Expungement in Indiana
By expunging your record, you won’t eliminate your past convictions or charges. However, you can restrict the public from accessing them. This means that landlords and employers won’t be able to look at your record. Once the court expunges your record, only criminal agencies like the court, prosecutor and police will be able to look at it. Many people may expunge their record in Indiana. Still, to do this, they must wait a specific period after the conviction or the completion of the sentence.
There are different classifications of people who can restrict their records from public access in Indiana. Each category has different requirements that the person must comply with to successfully seal their criminal history. The overall requirements for each classification are:
- Individuals not determined to be guilty: must wait a year after the day of the arrest to expunge their records.
- Individuals convicted of a misdemeanor: must wait 5 years after the conviction, only if they did not commit a crime during those years. They must have also completed their sentence. They must not have any charges or convictions, including a driver’s license suspension.
- Individuals convicted of a non-violent felony: must wait 8 years after the completion of their sentence. They must have also completed their sentence and prove they don’t have any more charges or convictions. They cannot have any other conviction of a crime within the 8 previous years.
- Individuals convicted of a violent or sexual felony: must wait at least 10 years after completing their sentence. They must comply with the same requirements for those convicted of a non-violent felony, except that they cannot have a conviction or charge for the previous 10 years.

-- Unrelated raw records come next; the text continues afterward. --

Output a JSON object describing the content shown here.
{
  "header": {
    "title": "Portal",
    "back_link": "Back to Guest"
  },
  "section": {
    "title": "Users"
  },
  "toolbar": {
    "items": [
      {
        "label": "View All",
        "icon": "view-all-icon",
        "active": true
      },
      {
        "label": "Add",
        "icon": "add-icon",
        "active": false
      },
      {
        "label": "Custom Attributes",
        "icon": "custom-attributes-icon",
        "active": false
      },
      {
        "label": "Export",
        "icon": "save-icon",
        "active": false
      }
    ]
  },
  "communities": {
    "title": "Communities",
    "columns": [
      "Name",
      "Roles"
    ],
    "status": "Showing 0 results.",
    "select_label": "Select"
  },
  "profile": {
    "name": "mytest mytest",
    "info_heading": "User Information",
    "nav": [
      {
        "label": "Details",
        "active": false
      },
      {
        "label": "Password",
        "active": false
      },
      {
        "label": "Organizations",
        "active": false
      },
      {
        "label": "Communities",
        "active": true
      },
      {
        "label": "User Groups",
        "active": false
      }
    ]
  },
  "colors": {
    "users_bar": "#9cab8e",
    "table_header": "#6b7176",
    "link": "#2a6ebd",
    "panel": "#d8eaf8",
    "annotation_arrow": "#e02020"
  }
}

Individuals who committed a violent sex offense, sexual battery, murder or human trafficking are not eligible to expunge their records.
A fresh start
If you are eligible, you can ask the court to expunge your record by filing a petition and taking it to your county’s clerk’s office. The court will review your petition and notify you if they accept it or not. If successful, your records won’t be available to the public anymore. With an expungement, you can have a fresh start without your criminal records following you wherever you go.